Prove if $A$ has full column rank, then $A+E$ is also has full column rank if $\|E\|_2\leq \frac{1}{\|A^{\dagger}\|_2}$

Solution 1:

The key point of this proof is to notice that the condition on the norm restricts the maximum singular value of $E$. For the details, first apply SVD to matrix $A$: $$ A = U\left[ \begin{array} & \Sigma \\ 0 \end{array} \right]V^{H} $$ , where $U\in\mathbb{R}^{m\times m}$ and $V\in\mathbb{R}^{n\times n}$ are unitary matrices and the diagonal elements of $\Sigma\in\mathbb{R}^{n\times n}$ are positive because $A$ has full rank in columns, i.e. $\sigma_i > 0$ for $\forall i\in\{1, 2 ,\cdots, n\}$.

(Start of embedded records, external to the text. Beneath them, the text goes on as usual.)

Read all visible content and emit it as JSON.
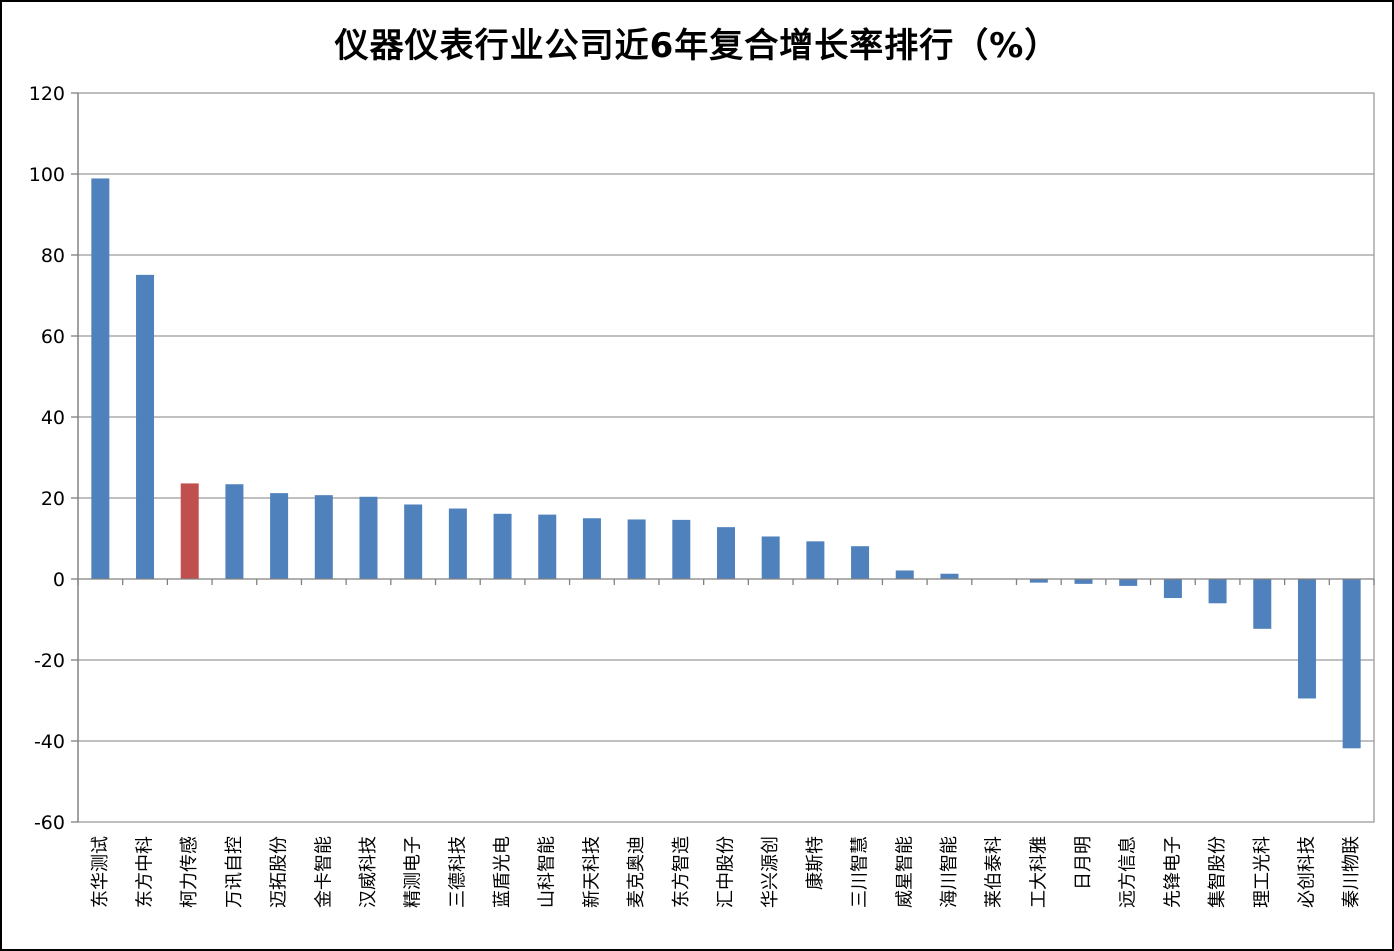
{
  "title": "仪器仪表行业公司近6年复合增长率排行（%）",
  "colors": {
    "bar": "#4F81BD",
    "highlight": "#C0504D",
    "gridline": "#9b9b9b",
    "axis": "#808080",
    "text": "#000000",
    "background": "#ffffff",
    "frame_border": "#000000"
  },
  "chart_data": {
    "type": "bar",
    "title": "仪器仪表行业公司近6年复合增长率排行（%）",
    "xlabel": "",
    "ylabel": "",
    "ylim": [
      -60,
      120
    ],
    "ytick_step": 20,
    "ytick_labels": [
      "120",
      "100",
      "80",
      "60",
      "40",
      "20",
      "0",
      "-20",
      "-40",
      "-60"
    ],
    "grid": true,
    "legend_position": "none",
    "highlight_index": 2,
    "categories": [
      "东华测试",
      "东方中科",
      "柯力传感",
      "万讯自控",
      "迈拓股份",
      "金卡智能",
      "汉威科技",
      "精测电子",
      "三德科技",
      "蓝盾光电",
      "山科智能",
      "新天科技",
      "麦克奥迪",
      "东方智造",
      "汇中股份",
      "华兴源创",
      "康斯特",
      "三川智慧",
      "威星智能",
      "海川智能",
      "莱伯泰科",
      "工大科雅",
      "日月明",
      "远方信息",
      "先锋电子",
      "集智股份",
      "理工光科",
      "必创科技",
      "秦川物联"
    ],
    "values": [
      98.9,
      75.1,
      23.6,
      23.4,
      21.2,
      20.7,
      20.3,
      18.4,
      17.4,
      16.1,
      15.9,
      15.0,
      14.7,
      14.6,
      12.8,
      10.5,
      9.3,
      8.1,
      2.1,
      1.3,
      0,
      -0.9,
      -1.2,
      -1.7,
      -4.7,
      -6.0,
      -12.3,
      -29.5,
      -41.8
    ]
  }
}
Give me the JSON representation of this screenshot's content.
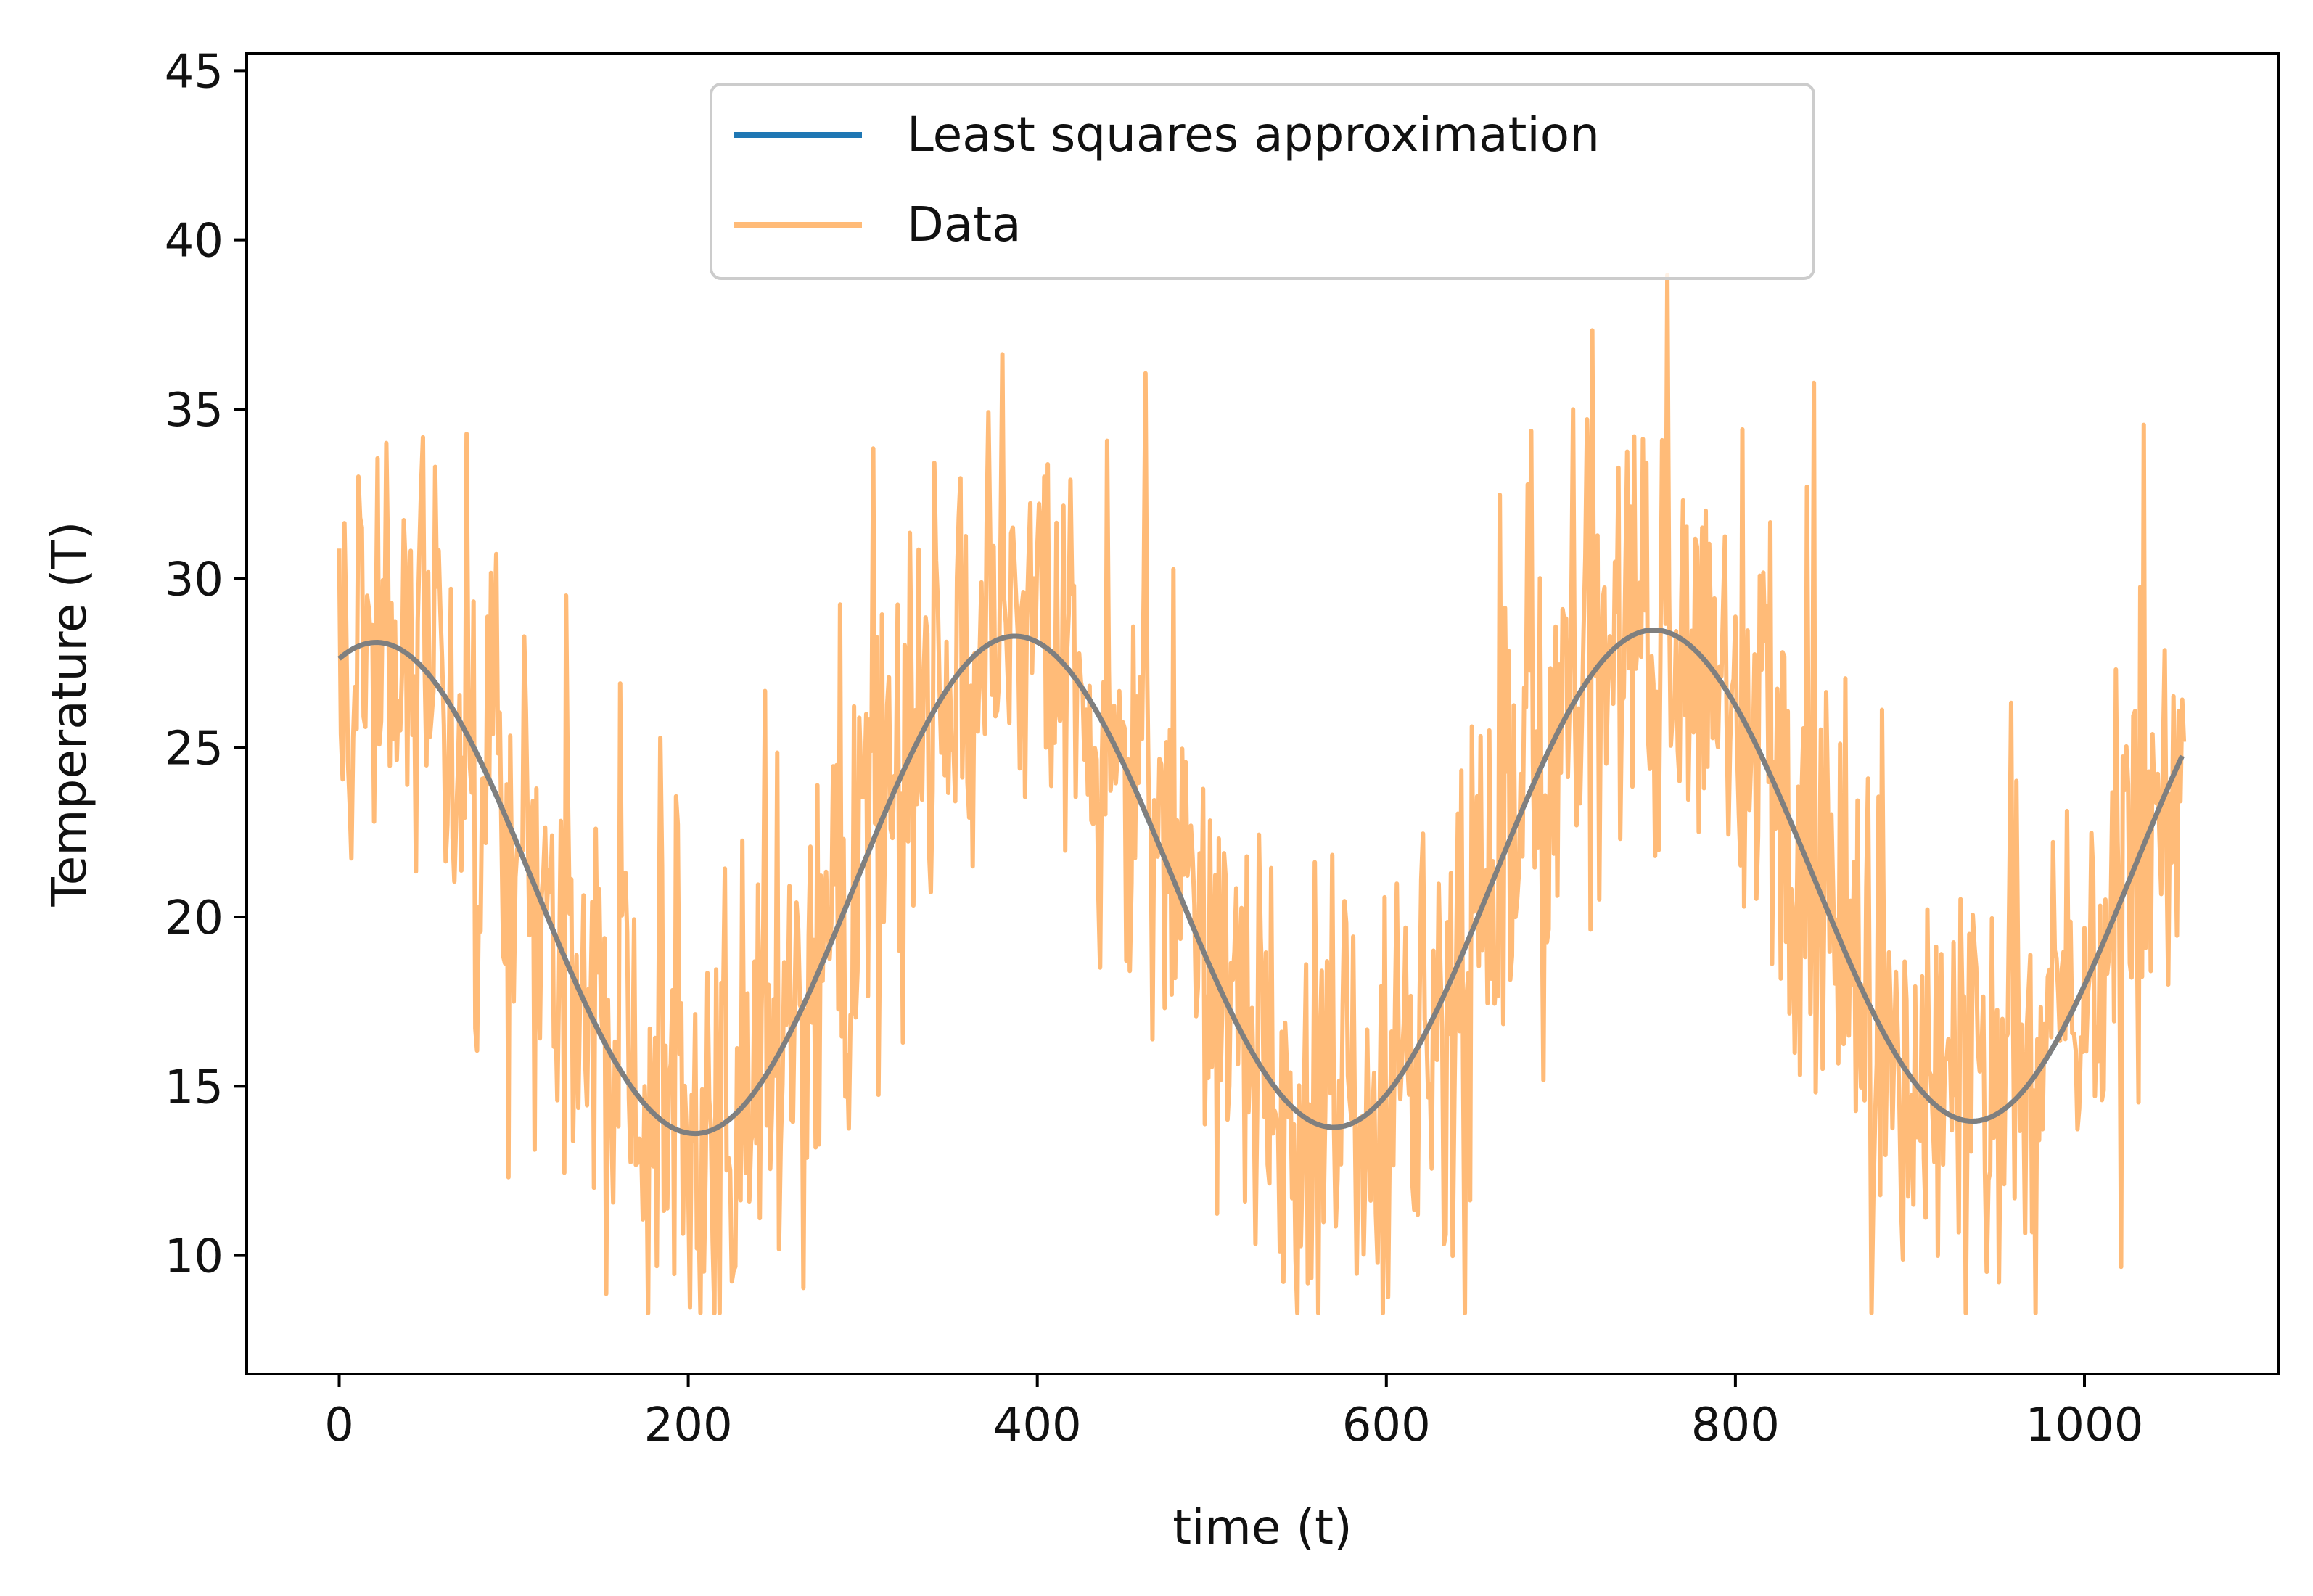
{
  "chart_data": {
    "type": "line",
    "title": "",
    "xlabel": "time (t)",
    "ylabel": "Temperature (T)",
    "xlim": [
      -53,
      1111
    ],
    "ylim": [
      6.5,
      45.5
    ],
    "x_ticks": [
      0,
      200,
      400,
      600,
      800,
      1000
    ],
    "x_tick_labels": [
      "0",
      "200",
      "400",
      "600",
      "800",
      "1000"
    ],
    "y_ticks": [
      10,
      15,
      20,
      25,
      30,
      35,
      40,
      45
    ],
    "y_tick_labels": [
      "10",
      "15",
      "20",
      "25",
      "30",
      "35",
      "40",
      "45"
    ],
    "legend_position": "top-center",
    "series": [
      {
        "name": "Least squares approximation",
        "color": "#1f77b4",
        "kind": "fit",
        "model": {
          "mean": 20.8,
          "amplitude": 7.3,
          "period": 366,
          "phase_peak_t": 21,
          "slope": 0.0005,
          "t_end": 1057
        },
        "x": [
          0,
          50,
          100,
          150,
          200,
          250,
          300,
          350,
          388,
          450,
          500,
          550,
          568,
          600,
          650,
          700,
          753,
          800,
          850,
          900,
          932,
          1000,
          1057
        ],
        "y": [
          27.0,
          26.8,
          23.0,
          17.6,
          13.1,
          14.5,
          19.8,
          25.7,
          28.1,
          25.3,
          19.6,
          14.2,
          13.6,
          14.7,
          20.0,
          25.9,
          28.6,
          26.9,
          21.5,
          15.9,
          14.1,
          18.1,
          25.4
        ]
      },
      {
        "name": "Data",
        "color": "#ffbb78",
        "kind": "noisy",
        "noise_sd": 3.5,
        "x_range": [
          0,
          1057
        ],
        "points_count": 1058,
        "observed_min": 8.3,
        "observed_max": 43.6
      }
    ],
    "overlay_color": "#7f7f7f"
  }
}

Easy to verify that $A^{+} = V[\Sigma^{-1}, 0]U^{H}$, and thus $\|A^{+}\|_2 = (\min_{i}{\sigma_i})^{-1}$. So the condition is equivalent to $$ \|E\|_2 = \max_{x\in\mathbb{R}^n}{\frac{\|Ex\|_2}{\|x\|_2}}\le (\|A^{+}\|_2)^{-1} = \min_{i}{\sigma_i}$$ Note that $V$ is unitary so the columns of $V$ spans the space $R^{n}$, which means that for any $x\in\mathbb{R}^{n}$ there exists $\lambda\in\mathbb{R}^{n}$ such that $x = V\lambda$. Therefore, \begin{equation} \begin{aligned} \text{$A + E$ has full column rank} & \iff \text{$(A + E)x \neq 0$ for any nonzero $x\in\mathbb{R}^n$} \\ & \iff \text{$(A + E)V\lambda \neq 0$ for any nonzero $\lambda\in\mathbb{R}^{n}$} \end{aligned} \end{equation} Suppose $(A+E)V\lambda = 0$ for some nonzero $\lambda\in\mathbb{R}^n$: $$ (A+E)V\lambda = A\left(\sum_{i = 1}^{n}\lambda_iv_i\right) + Ex = \sum_{i = 1}^{n}\lambda_i\sigma_i u_i + Ex = 0$$ where $u_i\in\mathbb{R}^{m}$ and $v_i\in\mathbb{R}^n$ are column vectors of $U$ and $V$. Now we have to find a contradiction to show that this is impossible. Consider the norm of both sides: $$ \|Ex\|_2^2 = \|\sum_{i = 1}^{n}\lambda_i\sigma_i u_i\|_2^2 = \sum_{i = 1}^{n}\lambda_i^2\sigma_i^2$$ On the other hand, $\|Ex\|_2 \le \|E\|_2\|x\|_2$ and $\|x\|_2^2 = \sum_{i = 1}^{n}{\lambda_i^2}$, so naturally we get $$ \sum_{i = 1}^{n}\lambda_i^2\sigma_i^2 = \|Ex\|_2^2 \le \|E\|_2^2\|x\|_2^2 = \left(\min_j{\sigma_j^2}\right)\left(\sum_{i = 1}^{n}{\lambda_i^2}\right) \le \sum_{i = 1}^{n}\lambda_i^2\sigma_i^2 $$ The equality is achieved if and only if $\sigma_i = \sigma, \forall i$, i.e. all the singular values of $A$ are the same, say the identity matrix. In fact, if $A = I$ and $E = -I$, which satisfies the given condition, yields $A + E = 0$ that is not full rank. As long as the singular values of $A$ is not identical, the equality in the above inequality can never be achieved, i.e. $$ \sum_{i = 1}^{n}\lambda_i^2\sigma_i^2 \le \left(\min_j{\sigma_j^2}\right)\left(\sum_{i = 1}^{n}{\lambda_i^2}\right) < \sum_{i = 1}^{n}\lambda_i^2\sigma_i^2 $$ So here we get the contradiction, and thus prove that $A+E$ has full column rank.

So in conclusion, $A+E$ has full column rank as long as singular values of $A$ are not identical. Also note that if you change your condition to $\|E\|_2 < (\|A^{+}\|_2)^{-1}$ then $A+E$ always has full column rank no matter what the singular values are.